11 Die Beklagte beantragt,
12 die Klage abzuweisen.
13 Sie trägt vor, die Klägerin könne ihr Wohnrecht nach wie vor ausüben; sie sei aus freien Stücken aus der Wohnung ausgezogen. Die vom Konto
der Klägerin zugunsten der B.-Bausparkasse erbrachten Zahlungen seien wirtschaftlich nicht alleine der Klägerin zuzurechnen, da es sich bei
dem Konto-Nr. …. bei der Volksbank P., welches auf den Namen der Klägerin läuft, lediglich um ein Transferkonto für die an die B. zu
erbringenden Ratenzahlungen gehandelt habe.

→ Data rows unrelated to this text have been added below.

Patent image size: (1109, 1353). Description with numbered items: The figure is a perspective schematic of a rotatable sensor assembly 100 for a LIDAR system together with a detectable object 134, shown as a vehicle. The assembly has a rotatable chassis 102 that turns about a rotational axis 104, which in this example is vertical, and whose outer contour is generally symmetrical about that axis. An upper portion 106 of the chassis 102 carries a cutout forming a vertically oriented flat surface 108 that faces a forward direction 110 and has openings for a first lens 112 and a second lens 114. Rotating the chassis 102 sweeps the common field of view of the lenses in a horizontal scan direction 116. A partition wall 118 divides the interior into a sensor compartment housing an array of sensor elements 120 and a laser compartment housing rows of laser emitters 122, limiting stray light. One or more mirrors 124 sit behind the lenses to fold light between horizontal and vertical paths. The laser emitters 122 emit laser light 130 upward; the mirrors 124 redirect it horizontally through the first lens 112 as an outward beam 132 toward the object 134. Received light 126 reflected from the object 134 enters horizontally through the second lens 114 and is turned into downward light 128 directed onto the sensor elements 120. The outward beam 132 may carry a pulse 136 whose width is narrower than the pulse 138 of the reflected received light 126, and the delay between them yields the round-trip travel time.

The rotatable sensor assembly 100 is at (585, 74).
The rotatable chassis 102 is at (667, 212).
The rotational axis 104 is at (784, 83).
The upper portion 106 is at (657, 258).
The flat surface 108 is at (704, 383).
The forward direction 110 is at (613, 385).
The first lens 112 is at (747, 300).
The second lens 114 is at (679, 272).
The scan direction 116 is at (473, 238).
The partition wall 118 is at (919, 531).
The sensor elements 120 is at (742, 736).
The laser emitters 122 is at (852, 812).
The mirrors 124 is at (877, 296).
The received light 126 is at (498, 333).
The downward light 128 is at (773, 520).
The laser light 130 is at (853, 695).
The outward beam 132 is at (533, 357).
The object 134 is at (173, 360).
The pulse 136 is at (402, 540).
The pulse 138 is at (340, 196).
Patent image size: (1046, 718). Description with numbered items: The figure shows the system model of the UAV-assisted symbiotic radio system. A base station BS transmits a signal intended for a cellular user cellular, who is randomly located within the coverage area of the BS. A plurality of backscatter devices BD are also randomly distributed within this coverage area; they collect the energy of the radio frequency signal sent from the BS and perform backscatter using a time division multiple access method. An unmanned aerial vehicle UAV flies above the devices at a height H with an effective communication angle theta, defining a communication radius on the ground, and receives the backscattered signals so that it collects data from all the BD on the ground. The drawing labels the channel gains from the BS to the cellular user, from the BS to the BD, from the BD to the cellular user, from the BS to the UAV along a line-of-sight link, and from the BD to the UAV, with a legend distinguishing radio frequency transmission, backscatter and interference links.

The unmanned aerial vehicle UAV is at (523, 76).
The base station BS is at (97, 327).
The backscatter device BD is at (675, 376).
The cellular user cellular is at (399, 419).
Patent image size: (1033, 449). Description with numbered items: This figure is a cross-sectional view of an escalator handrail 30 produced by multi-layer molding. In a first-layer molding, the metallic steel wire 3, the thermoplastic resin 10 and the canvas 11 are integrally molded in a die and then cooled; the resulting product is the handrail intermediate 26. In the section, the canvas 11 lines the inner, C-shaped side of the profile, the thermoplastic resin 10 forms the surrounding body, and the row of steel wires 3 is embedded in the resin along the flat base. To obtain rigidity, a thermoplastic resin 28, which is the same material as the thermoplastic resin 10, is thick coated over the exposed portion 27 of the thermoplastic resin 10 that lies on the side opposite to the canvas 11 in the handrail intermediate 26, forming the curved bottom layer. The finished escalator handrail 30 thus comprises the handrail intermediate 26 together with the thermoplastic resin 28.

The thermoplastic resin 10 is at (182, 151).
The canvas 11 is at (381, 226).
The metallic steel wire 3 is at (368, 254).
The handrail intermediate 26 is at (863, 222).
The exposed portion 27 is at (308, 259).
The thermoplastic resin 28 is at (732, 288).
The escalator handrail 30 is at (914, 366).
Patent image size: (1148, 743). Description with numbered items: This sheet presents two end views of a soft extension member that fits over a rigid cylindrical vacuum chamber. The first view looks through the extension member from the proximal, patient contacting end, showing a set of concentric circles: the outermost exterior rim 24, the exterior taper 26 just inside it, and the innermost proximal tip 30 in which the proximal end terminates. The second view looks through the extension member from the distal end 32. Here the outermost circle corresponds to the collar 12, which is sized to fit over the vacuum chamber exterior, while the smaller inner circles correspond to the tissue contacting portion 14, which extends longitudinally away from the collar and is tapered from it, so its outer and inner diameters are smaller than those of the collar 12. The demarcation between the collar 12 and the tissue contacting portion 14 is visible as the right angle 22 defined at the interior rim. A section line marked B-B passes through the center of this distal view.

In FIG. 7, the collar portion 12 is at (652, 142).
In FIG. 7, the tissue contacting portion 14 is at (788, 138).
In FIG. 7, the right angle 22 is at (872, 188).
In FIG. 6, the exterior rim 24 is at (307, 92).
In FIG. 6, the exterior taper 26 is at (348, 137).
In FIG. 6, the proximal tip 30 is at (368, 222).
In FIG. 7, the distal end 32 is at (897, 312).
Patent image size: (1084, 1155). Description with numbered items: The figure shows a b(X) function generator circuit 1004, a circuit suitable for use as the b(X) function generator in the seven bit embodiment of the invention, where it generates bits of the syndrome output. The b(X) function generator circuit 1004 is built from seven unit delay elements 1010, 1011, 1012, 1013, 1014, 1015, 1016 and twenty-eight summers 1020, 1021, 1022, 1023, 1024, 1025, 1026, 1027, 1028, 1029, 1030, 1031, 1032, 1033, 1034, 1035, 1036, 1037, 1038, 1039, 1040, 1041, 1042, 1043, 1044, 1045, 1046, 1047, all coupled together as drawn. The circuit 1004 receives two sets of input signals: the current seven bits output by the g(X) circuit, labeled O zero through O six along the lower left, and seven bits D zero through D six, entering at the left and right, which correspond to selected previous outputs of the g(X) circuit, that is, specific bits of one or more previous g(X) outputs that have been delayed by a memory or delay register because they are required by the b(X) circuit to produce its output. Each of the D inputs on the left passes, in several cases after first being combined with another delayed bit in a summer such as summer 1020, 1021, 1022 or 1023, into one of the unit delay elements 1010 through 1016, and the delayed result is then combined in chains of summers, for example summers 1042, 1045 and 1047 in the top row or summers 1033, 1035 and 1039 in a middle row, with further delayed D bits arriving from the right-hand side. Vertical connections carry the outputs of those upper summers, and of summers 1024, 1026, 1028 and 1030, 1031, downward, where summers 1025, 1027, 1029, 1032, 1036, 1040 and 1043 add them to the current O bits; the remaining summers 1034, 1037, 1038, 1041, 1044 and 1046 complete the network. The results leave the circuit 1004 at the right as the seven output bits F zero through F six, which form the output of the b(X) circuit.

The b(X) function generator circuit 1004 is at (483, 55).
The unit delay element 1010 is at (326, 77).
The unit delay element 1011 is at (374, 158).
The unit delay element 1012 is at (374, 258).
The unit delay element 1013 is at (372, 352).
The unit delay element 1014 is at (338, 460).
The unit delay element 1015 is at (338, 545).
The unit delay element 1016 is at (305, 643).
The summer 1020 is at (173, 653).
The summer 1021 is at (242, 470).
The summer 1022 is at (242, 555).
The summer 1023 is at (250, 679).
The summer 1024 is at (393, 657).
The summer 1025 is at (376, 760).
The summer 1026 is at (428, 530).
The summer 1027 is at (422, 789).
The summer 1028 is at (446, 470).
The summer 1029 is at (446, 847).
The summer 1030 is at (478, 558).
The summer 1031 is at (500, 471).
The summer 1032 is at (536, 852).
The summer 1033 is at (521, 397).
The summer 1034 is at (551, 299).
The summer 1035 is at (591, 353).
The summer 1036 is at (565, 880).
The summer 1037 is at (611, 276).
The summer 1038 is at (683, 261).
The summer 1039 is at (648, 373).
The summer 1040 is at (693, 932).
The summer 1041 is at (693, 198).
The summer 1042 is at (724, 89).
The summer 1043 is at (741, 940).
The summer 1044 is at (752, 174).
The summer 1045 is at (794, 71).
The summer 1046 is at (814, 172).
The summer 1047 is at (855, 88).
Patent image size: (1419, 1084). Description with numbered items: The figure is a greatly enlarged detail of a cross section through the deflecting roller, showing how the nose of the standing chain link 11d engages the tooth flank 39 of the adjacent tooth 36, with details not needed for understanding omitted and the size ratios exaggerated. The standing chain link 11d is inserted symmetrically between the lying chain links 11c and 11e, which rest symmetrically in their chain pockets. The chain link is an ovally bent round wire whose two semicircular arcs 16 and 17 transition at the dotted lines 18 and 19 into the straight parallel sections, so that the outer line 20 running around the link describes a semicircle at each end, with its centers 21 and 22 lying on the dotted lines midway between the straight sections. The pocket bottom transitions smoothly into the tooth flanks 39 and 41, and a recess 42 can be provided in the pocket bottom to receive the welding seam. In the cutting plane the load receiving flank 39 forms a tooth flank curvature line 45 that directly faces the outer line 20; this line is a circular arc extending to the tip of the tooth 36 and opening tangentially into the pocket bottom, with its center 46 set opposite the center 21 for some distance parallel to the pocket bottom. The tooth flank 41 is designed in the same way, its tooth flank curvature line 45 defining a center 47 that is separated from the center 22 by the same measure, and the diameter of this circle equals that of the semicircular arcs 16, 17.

Hinsichtlich der von der Klägerin an D. K. geleisteten Zahlung in Höhe von 19.200,00 DM am
11.10.2000 bestreitet die Beklagte mit Nichtwissen, dass diese Summe zur Tilgung für den Anbau aufgewendet worden sei. Für die von der
Klägerin geforderte Zahlung gebe es im Übrigen keine Anspruchsgrundlage. So seien etwaige Zahlungen nicht ohne Rechtsgrund erbracht
worden; causa für die Zahlungen sei ein mit der Beklagten bestehendes Leihverhältnis hinsichtlich der Stellung von Wohnraum. Auf einen
Wegfall der Geschäftsgrundlage könne sich die Klägerin bereits deshalb nicht berufen, da die Beklagte das Risiko des Scheiterns der Ehe und
eine hieraus für sie resultierende Kostentragungspflicht keinesfalls habe übernehmen wollen, was für die Klägerin auch erkennbar gewesen sei.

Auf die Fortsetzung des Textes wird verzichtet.